Educação influencia voto de 71% dos brasileiros, aponta pesquisa

Ler Resumo
A educação aparece entre as principais preocupações dos brasileiros para os próximos anos. Oito em cada dez entrevistados (83%) defendem que a área esteja entre as três prioridades dos governantes, enquanto 71% afirmam levar em conta as ações dos governos no setor na hora de escolher em quem votar. Os dados são de uma pesquisa do Instituto IDEIA, que ouviu 20 mil pessoas com 16 anos ou mais em todos os estados e no Distrito Federal.
A percepção sobre a qualidade das escolas públicas, porém, varia entre os estados. 45% dos entrevistados avaliam como ótima ou boa a educação pública de seus estados, com os maiores índices em Santa Catarina (60%) e Ceará (59%). Os menores aparecem no Rio de Janeiro (31%), Rio Grande do Norte (36%) e Roraima (36%). Em relação à evolução recente, 49% dizem que a qualidade das escolas melhorou nos últimos quatro anos.
Entre as principais prioridades apontadas para os próximos anos estão a melhoria dos salários e das condições de trabalho dos professores (53%), a ampliação dos cursos técnicos (48%) e a alfabetização das crianças até o fim do 2º ano do ensino fundamental (47%). Quando avaliadas separadamente, alfabetização e ensino técnico recebem ainda mais apoio: 83% defendem que a primeira seja prioridade dos candidatos, e 80% apoiam a expansão da formação técnica para ampliar as oportunidades para os jovens.
O ensino em tempo integral também aparece entre as demandas. Embora 71% já tenham ouvido falar do modelo, apenas 38% afirmam estar bem informados sobre a política. A disposição para matricular os filhos em escolas de tempo integral é maior entre as classes C (51%) e D/E (49%) do que entre A/B (31%). Entre os benefícios associados ao modelo, 54% citam a possibilidade de os responsáveis trabalharem com mais tranquilidade e 39% apontam maior aprendizagem dos alunos.

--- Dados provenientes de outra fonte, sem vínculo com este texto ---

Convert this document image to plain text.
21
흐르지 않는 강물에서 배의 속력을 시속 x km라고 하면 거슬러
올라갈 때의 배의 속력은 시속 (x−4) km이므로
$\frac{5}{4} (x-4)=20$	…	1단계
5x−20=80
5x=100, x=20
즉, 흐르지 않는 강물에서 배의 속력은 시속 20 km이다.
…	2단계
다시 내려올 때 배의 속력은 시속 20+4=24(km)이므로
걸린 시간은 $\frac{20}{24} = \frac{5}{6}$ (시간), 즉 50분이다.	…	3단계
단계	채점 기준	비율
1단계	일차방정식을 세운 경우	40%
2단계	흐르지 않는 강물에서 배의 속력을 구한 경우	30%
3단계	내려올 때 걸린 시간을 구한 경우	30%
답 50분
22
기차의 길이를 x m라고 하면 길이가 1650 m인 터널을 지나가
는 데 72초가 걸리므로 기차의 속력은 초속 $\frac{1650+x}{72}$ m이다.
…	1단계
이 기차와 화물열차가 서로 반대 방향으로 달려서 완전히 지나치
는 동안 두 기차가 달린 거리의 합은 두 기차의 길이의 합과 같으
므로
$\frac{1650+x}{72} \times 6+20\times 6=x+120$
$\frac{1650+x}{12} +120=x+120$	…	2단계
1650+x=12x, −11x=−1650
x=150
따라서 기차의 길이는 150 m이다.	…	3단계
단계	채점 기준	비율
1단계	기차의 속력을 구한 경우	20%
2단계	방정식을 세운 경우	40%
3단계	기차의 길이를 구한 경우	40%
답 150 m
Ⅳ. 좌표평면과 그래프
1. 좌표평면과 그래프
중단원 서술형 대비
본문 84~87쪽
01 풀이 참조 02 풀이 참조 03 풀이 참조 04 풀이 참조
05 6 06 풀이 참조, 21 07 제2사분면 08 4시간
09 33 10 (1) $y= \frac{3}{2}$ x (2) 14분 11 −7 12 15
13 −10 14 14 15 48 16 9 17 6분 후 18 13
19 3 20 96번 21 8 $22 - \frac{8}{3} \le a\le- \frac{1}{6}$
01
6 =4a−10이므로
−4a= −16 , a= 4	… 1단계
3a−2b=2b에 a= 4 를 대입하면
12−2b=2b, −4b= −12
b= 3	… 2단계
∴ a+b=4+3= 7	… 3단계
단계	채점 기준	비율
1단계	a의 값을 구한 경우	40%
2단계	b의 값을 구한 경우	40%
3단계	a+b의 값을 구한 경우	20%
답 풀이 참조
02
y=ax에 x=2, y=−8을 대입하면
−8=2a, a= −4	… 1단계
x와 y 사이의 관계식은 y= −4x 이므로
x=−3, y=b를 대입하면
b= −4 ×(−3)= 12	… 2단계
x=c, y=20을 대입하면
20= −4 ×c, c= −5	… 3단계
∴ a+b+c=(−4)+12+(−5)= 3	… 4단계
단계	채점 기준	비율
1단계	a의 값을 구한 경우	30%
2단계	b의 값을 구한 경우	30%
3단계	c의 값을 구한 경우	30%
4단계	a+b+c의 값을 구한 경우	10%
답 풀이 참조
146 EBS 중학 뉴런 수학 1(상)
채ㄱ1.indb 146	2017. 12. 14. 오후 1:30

“A pesquisa sugere que o brasileiro está atento à qualidade da educação pública e que esse é um tema que também pesa politicamente. O desafio será transformar essas prioridades em políticas capazes de enfrentar os problemas que ainda persistem”, analisa Olavo Nogueira Filho, diretor-executivo do Todos pela Educação. O levantamento foi encomendado pela Fundação Itaú, Fundação Lemann, Instituto Natura, Instituto Sonho Grande, Instituto Unibanco e Todos pela Educação.